O último ciclo de modernização, sob a égide dos militares de 1964, conheceu um americanismo selvagem que alterou a morfologia da sociedade, as bases da produção industrial e a infraestrutura do País. Mesmo assim, não se pode deixar de reconhecer que o regime militar, mudando os atores, deu continuidade à modalidade de modernização conservadora anterior.

Após 20 anos de intensa transformação da sociedade, o americanismo aportou no “mundo dos de baixo” e, com ele, a “revolução dos interesses” (Werneck Vianna), coração dos movimentos sociais, marcaria indelevelmente o processo de transição para a democracia, bem como a democratização brasileira das últimas três décadas. Nessa quadra, o americanismo encontraria, enfim, sua ambientação na sociedade brasileira, mas num contexto mundial absolutamente distinto, em razão da emergência da globalização, da revolução tecnológica e comunicacional, bem como do deslocamento do eixo econômico para o Oriente.

Se antes, especialmente no século 20, o americanismo se constituiu em elemento essencial do que Gramsci chamou de “revolução passiva”, quer como processo específico de modernização, no qual a hegemonia nascia das fábricas – na Europa, uma construção da política –, quer como impulso externo que induz e acelera as transformações na periferia – no caso, impactando a modernização brasileira –, no início do século 21 evidenciase claramente um esgotamento desse caminho. Em novo cenário, poder-se-ia supor que o americanismo pudesse ser substituído pela globalização num novo curso da modernização, no qual o problema não seria mais a construção das estruturas de base da modernização, e sim a inserção das economias, antes periféricas, na economia globalizada.

Essa perspectiva foi vista com excessivo otimismo na passagem do século 20 para o 21.

Em contrapartida a essa visão edulcorada, as alternativas do “antiglobalismo” não foram críveis e convincentes, da mesma maneira que a demanda pelo retorno à chamada “questão nacional”.

Aliás, esses discursos acabaram derivando da esquerda para a direita.

O fato a ser reconhecido é que não há mais nenhuma possibilidade de se realizar uma “fuga para a frente”. Em contexto pós-fordista, o americanismo perdeu sua função como vetor da mudança da História, da mesma forma que com o fim do “comunismo histórico” se havia esgotado a energia histórica da “revolução em ativação”.

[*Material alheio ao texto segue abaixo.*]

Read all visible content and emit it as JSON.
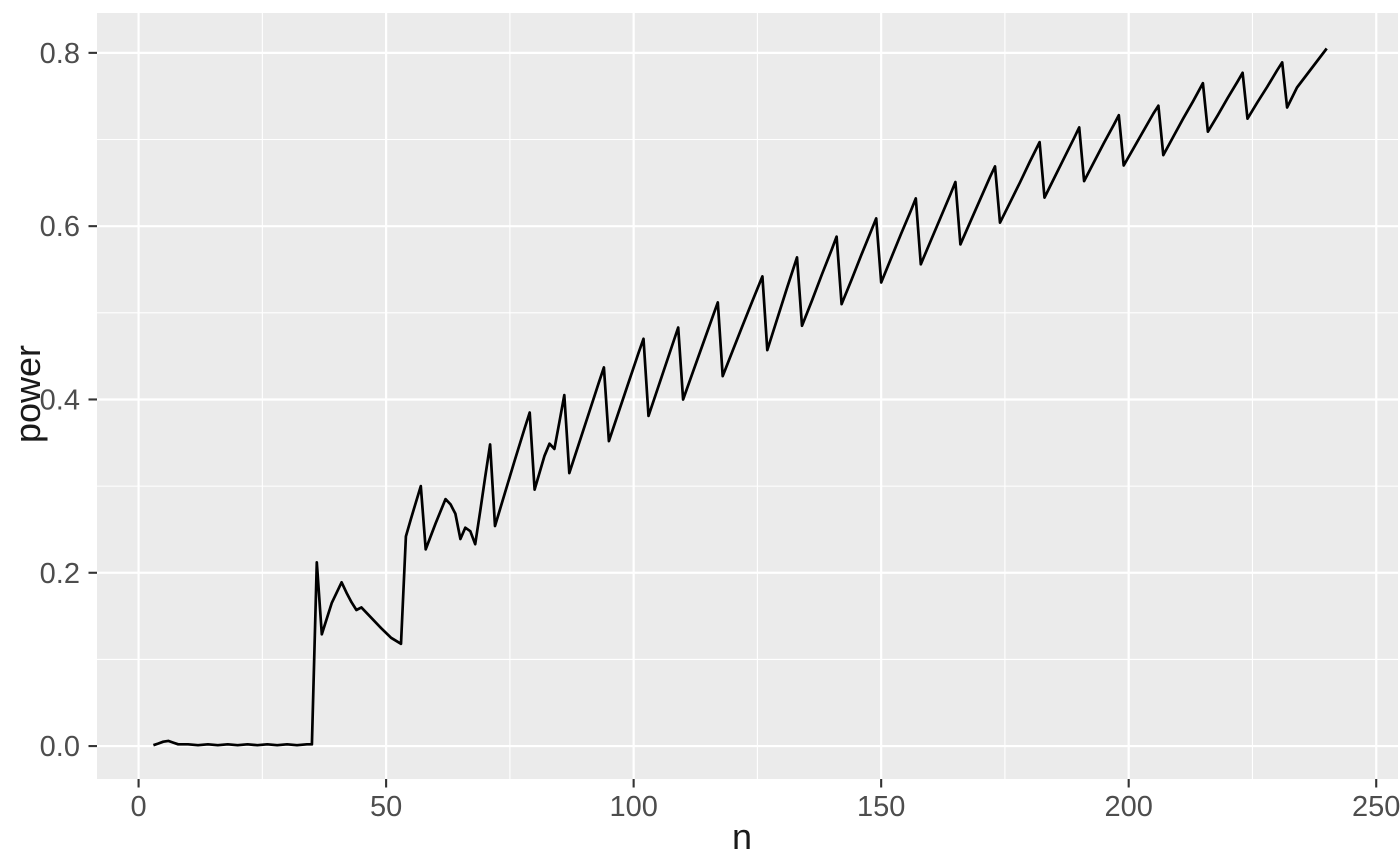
{
  "chart_data": {
    "type": "line",
    "title": "",
    "xlabel": "n",
    "ylabel": "power",
    "legend": false,
    "grid": true,
    "panel_bg": "#EBEBEB",
    "grid_major_color": "#FFFFFF",
    "grid_minor_color": "#FFFFFF",
    "line_color": "#000000",
    "tick_mark_color": "#333333",
    "tick_label_color": "#4D4D4D",
    "axis_title_color": "#1A1A1A",
    "xlim": [
      -8.4,
      254.4
    ],
    "ylim": [
      -0.038,
      0.846
    ],
    "x_ticks": {
      "values": [
        0,
        50,
        100,
        150,
        200,
        250
      ],
      "labels": [
        "0",
        "50",
        "100",
        "150",
        "200",
        "250"
      ]
    },
    "y_ticks": {
      "values": [
        0.0,
        0.2,
        0.4,
        0.6,
        0.8
      ],
      "labels": [
        "0.0",
        "0.2",
        "0.4",
        "0.6",
        "0.8"
      ]
    },
    "x_minor": [
      25,
      75,
      125,
      175,
      225
    ],
    "y_minor": [
      0.1,
      0.3,
      0.5,
      0.7
    ],
    "series": [
      {
        "name": "power",
        "points": [
          [
            3,
            0.001
          ],
          [
            4,
            0.003
          ],
          [
            5,
            0.005
          ],
          [
            6,
            0.006
          ],
          [
            7,
            0.004
          ],
          [
            8,
            0.002
          ],
          [
            10,
            0.002
          ],
          [
            12,
            0.001
          ],
          [
            14,
            0.002
          ],
          [
            16,
            0.001
          ],
          [
            18,
            0.002
          ],
          [
            20,
            0.001
          ],
          [
            22,
            0.002
          ],
          [
            24,
            0.001
          ],
          [
            26,
            0.002
          ],
          [
            28,
            0.001
          ],
          [
            30,
            0.002
          ],
          [
            32,
            0.001
          ],
          [
            34,
            0.002
          ],
          [
            35,
            0.002
          ],
          [
            36,
            0.212
          ],
          [
            37,
            0.129
          ],
          [
            39,
            0.165
          ],
          [
            41,
            0.189
          ],
          [
            42,
            0.177
          ],
          [
            43,
            0.166
          ],
          [
            44,
            0.157
          ],
          [
            45,
            0.16
          ],
          [
            47,
            0.148
          ],
          [
            49,
            0.136
          ],
          [
            51,
            0.125
          ],
          [
            53,
            0.118
          ],
          [
            54,
            0.242
          ],
          [
            55,
            0.262
          ],
          [
            56,
            0.281
          ],
          [
            57,
            0.3
          ],
          [
            58,
            0.227
          ],
          [
            60,
            0.257
          ],
          [
            62,
            0.285
          ],
          [
            63,
            0.279
          ],
          [
            64,
            0.268
          ],
          [
            65,
            0.239
          ],
          [
            66,
            0.252
          ],
          [
            67,
            0.248
          ],
          [
            68,
            0.233
          ],
          [
            69,
            0.271
          ],
          [
            70,
            0.31
          ],
          [
            71,
            0.348
          ],
          [
            72,
            0.254
          ],
          [
            74,
            0.292
          ],
          [
            76,
            0.33
          ],
          [
            78,
            0.367
          ],
          [
            79,
            0.385
          ],
          [
            80,
            0.296
          ],
          [
            82,
            0.335
          ],
          [
            83,
            0.349
          ],
          [
            84,
            0.343
          ],
          [
            85,
            0.374
          ],
          [
            86,
            0.405
          ],
          [
            87,
            0.315
          ],
          [
            89,
            0.35
          ],
          [
            91,
            0.385
          ],
          [
            93,
            0.42
          ],
          [
            94,
            0.437
          ],
          [
            95,
            0.352
          ],
          [
            97,
            0.386
          ],
          [
            99,
            0.42
          ],
          [
            101,
            0.454
          ],
          [
            102,
            0.47
          ],
          [
            103,
            0.381
          ],
          [
            105,
            0.415
          ],
          [
            107,
            0.449
          ],
          [
            109,
            0.483
          ],
          [
            110,
            0.4
          ],
          [
            112,
            0.432
          ],
          [
            114,
            0.464
          ],
          [
            116,
            0.496
          ],
          [
            117,
            0.512
          ],
          [
            118,
            0.427
          ],
          [
            120,
            0.456
          ],
          [
            122,
            0.485
          ],
          [
            124,
            0.514
          ],
          [
            126,
            0.542
          ],
          [
            127,
            0.457
          ],
          [
            129,
            0.493
          ],
          [
            131,
            0.529
          ],
          [
            133,
            0.564
          ],
          [
            134,
            0.485
          ],
          [
            136,
            0.514
          ],
          [
            138,
            0.544
          ],
          [
            140,
            0.573
          ],
          [
            141,
            0.588
          ],
          [
            142,
            0.51
          ],
          [
            144,
            0.538
          ],
          [
            146,
            0.567
          ],
          [
            148,
            0.595
          ],
          [
            149,
            0.609
          ],
          [
            150,
            0.535
          ],
          [
            152,
            0.563
          ],
          [
            154,
            0.591
          ],
          [
            156,
            0.618
          ],
          [
            157,
            0.632
          ],
          [
            158,
            0.556
          ],
          [
            160,
            0.583
          ],
          [
            162,
            0.61
          ],
          [
            164,
            0.637
          ],
          [
            165,
            0.651
          ],
          [
            166,
            0.579
          ],
          [
            168,
            0.605
          ],
          [
            170,
            0.631
          ],
          [
            172,
            0.657
          ],
          [
            173,
            0.669
          ],
          [
            174,
            0.604
          ],
          [
            176,
            0.627
          ],
          [
            178,
            0.65
          ],
          [
            180,
            0.674
          ],
          [
            182,
            0.697
          ],
          [
            183,
            0.633
          ],
          [
            185,
            0.656
          ],
          [
            187,
            0.679
          ],
          [
            189,
            0.702
          ],
          [
            190,
            0.714
          ],
          [
            191,
            0.652
          ],
          [
            193,
            0.674
          ],
          [
            195,
            0.696
          ],
          [
            197,
            0.717
          ],
          [
            198,
            0.728
          ],
          [
            199,
            0.67
          ],
          [
            201,
            0.69
          ],
          [
            203,
            0.71
          ],
          [
            205,
            0.73
          ],
          [
            206,
            0.739
          ],
          [
            207,
            0.682
          ],
          [
            209,
            0.703
          ],
          [
            211,
            0.724
          ],
          [
            213,
            0.744
          ],
          [
            215,
            0.765
          ],
          [
            216,
            0.709
          ],
          [
            218,
            0.728
          ],
          [
            220,
            0.748
          ],
          [
            222,
            0.767
          ],
          [
            223,
            0.777
          ],
          [
            224,
            0.724
          ],
          [
            226,
            0.743
          ],
          [
            228,
            0.761
          ],
          [
            230,
            0.78
          ],
          [
            231,
            0.789
          ],
          [
            232,
            0.737
          ],
          [
            234,
            0.76
          ],
          [
            236,
            0.775
          ],
          [
            238,
            0.79
          ],
          [
            240,
            0.805
          ]
        ]
      }
    ]
  }
}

Em tempos de grande transformação, é desaconselhável a defesa de uma reiteração da modalidade de “revolução passiva” que construiu nossa modernização, na qual o americanismo foi mobilizado para que “a conservação impusesse sua direção à mudança”, como atestara Gramsci para contexto similar.

O americanismo, tal como o conhecemos, se esgotou. Com isso se esgotou também o antiamericanismo.

Donald Trump e a resistência a ele são desafios similares aos nossos embates políticos. A regressão não se consumou e a democratização permanece como um dado do nosso mundo.